SINARTANI.CO.ID, BOGOR —- Dinas Ketahanan Pangan dan Pertanian Kota Bogor (DKPP) berencana memfasilitasi nilai tambah sampah organik yang dihasilkan pasar-pasar Kota Bogor. Salah satunya diolah menjadi pupuk organik bagi Kelompok Tani (Poktan) dan bahan baku produksi maggot dari bank sampah yang ada di Kota Bogor.

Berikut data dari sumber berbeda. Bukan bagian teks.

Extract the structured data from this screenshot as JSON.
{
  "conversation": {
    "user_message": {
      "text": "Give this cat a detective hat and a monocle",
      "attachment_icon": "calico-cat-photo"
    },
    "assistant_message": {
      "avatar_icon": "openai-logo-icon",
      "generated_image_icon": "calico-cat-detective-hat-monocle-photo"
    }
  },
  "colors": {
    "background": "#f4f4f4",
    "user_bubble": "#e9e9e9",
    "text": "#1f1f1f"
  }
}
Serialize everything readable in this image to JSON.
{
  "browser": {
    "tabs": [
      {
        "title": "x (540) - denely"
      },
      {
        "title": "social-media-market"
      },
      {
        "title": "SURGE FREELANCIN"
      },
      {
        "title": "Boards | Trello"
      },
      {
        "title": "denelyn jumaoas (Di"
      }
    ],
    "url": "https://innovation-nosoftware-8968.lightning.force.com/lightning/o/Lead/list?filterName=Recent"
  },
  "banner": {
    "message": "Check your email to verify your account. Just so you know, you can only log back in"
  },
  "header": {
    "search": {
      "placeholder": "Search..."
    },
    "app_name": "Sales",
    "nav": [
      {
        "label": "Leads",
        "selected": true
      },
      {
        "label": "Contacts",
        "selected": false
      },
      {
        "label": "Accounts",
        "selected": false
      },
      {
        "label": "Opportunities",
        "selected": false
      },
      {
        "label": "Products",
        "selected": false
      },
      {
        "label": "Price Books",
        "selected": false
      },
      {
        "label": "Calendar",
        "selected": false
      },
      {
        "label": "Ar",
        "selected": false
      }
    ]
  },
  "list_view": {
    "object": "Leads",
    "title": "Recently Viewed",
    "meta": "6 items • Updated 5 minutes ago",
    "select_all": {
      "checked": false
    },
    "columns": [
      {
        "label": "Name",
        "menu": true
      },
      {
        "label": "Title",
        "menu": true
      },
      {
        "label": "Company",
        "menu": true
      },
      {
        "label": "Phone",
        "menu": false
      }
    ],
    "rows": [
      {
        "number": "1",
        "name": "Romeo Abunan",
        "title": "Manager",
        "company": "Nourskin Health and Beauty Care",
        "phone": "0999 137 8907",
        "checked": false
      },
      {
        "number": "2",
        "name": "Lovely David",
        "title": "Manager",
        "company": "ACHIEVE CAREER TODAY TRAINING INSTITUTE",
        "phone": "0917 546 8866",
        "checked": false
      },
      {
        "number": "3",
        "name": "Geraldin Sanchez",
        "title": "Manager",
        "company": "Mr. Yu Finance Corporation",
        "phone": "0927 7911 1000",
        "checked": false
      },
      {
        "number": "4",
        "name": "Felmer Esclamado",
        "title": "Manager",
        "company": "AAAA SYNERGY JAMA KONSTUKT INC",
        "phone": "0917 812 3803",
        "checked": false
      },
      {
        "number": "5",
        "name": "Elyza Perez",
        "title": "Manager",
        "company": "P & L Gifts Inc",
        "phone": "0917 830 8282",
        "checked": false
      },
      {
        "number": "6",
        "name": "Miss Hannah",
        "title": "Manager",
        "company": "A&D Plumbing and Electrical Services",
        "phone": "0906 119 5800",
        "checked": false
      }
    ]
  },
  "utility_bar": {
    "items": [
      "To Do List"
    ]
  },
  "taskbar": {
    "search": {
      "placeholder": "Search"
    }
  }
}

“Bahan bahan organik banyak yang jadi limbah terutama bekas sayuran di pasar, nyatanya bisa diolah menjadi pupuk organik. Bisa disebar ke kelompok Tani bisa untuk maggot maupun diolah menjadi pupuk organik,” sebut Kepala DKPP Kota Bogor, Anas S. Rasmana saat audiensi ketersediaan limbah organik untuk Poktan dan Bank Sampah yang dilakukan DKPP Kota Bogor bersama Poktan/Kelompok Wanita Tani (KWT) dan Bank Sampah di Kota Bogor, Selasa (15/11).
Anas menambahkan, DKPP Kota Bogor memfasilitasi keduanya agar food waste dan sampah organik dari sampah pasar untuk bisa digunakan.dalam menyiasati semakin mahalnya harga pupuk sekaligus bahan baku tak terhingga untuk produksi maggot. “Saya mendorong dan memfasilitasi agar bisa dimanfaatkan sampah organik ini,” tuturnya.
Menindaklanjuti audiensi ini, Anas menambahkan pihaknya akan membuat tim untuk merealisasikannya. Bahkan di tahun 2023 mendatang, akan dipersiapkan anggaran khusus untuk bekerjasama dengan Dinas Lingkungan Hidup Kota Bogor untuk merealisasikan ini. “Sehingga, Sampah terkendali, maggot berproduksi dan pupuk organik tercipta,” tukasnya.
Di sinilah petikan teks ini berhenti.